At NBC, I posted my 2013 projection for linebacker Sean Lee:
Last year, Lee recorded 58 tackles in just six games. Playing only 331 snaps, Lee’s tackle rate was 17.5 percent. That’s a remarkable number and, in all likelihood, Lee won’t be able to sustain it over the course of a full season. In comparison, he posted a 12.1 percent tackle rate in 2012.
The key to projecting Lee’s total tackles is figuring out how many snaps he’ll play. Most argue that Lee is injury prone, but most injuries seem to be the result of randomness. They happen so infrequently that it’s really difficult to tell if a player is really more susceptible to injuries than the average person or if he’s just unlucky. On top of that, even if we did label Lee as injury prone, injuries are rare enough that he’d still be likely to participate in a full season, or close to it.
With those things in mind, we can project Lee for a drop in tackle rate—probably somewhere around 14.0 percent—and around 925 snaps played. If those numbers hold up, Lee would total 130 tackles in 2013.

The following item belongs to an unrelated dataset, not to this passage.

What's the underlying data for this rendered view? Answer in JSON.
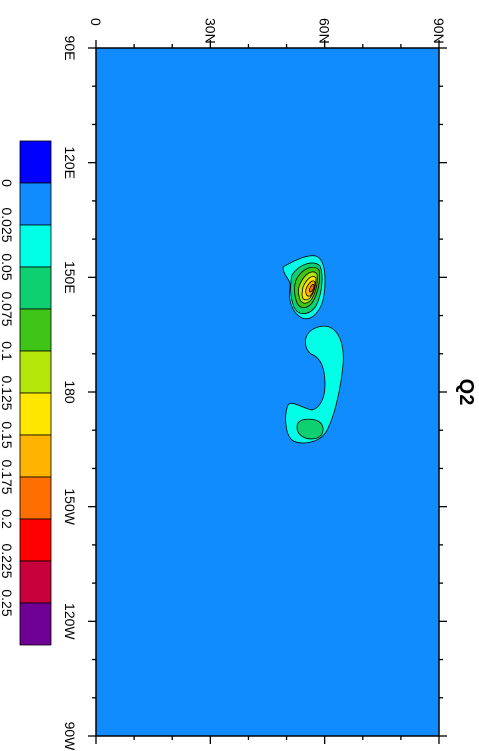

One of Lee’s most impressive traits is that he’s been really good in coverage despite possessing average athleticism. He’s not that fast and he’s pretty stiff in the hips, yet he’s always in the right position. In his limited 2012 action, Lee allowed 16 receptions on 20 attempts (80.0 percent) for 152 yards (7.6 YPA). The season prior—the one in which he played in 15 games—Lee allowed 50 catches on 63 attempts (79.4 percent) for 497 yards (7.9 YPA).
And at DallasCowboys.com, I suggested Vince Young might not be such a bad fit in Dallas:
6.8: Robert Griffin III’s YPC as a rookie – the highest mark in the NFL by nearly a yard.
Why would RGIII’s rushing prowess affect the Cowboys’ quarterback decisions? As Nick and Bryan pointed out, Young can give the defense a unique look in practice. With Griffin and possibly Michael Vick set to run read-option, the Cowboys need to be prepared to defend it. In RGIII’s first game against Dallas, he completed 19 of 27 passes for 304 yards and four touchdowns, and you can bet that much of that passing success was generated indirectly through Griffin’s ability to take off on the ground. Young can imitate Griffin and Vick in practice in a way that Kyle Orton simply can’t.
6.9: Young’s net-YPA during his final two years in Tennessee.
Young struggled with interceptions during his lone season in Philadelphia, but he was quietly really effective in 2009 and 2010 in Tennessee. Net-YPA is a stat that factors sack yards into a quarterback’s yards per attempt. Even though Young has taken too many sacks during his career, including on 7.7 percent of his passes in 2010, he’s still been very efficient as a passer.
A year after finishing in the top 12 in net-YPA in 2009, Young checked in at sixth in 2010. He also tossed 20 touchdowns to only 10 picks during that time, a ratio superior to Tony Romo’s career mark.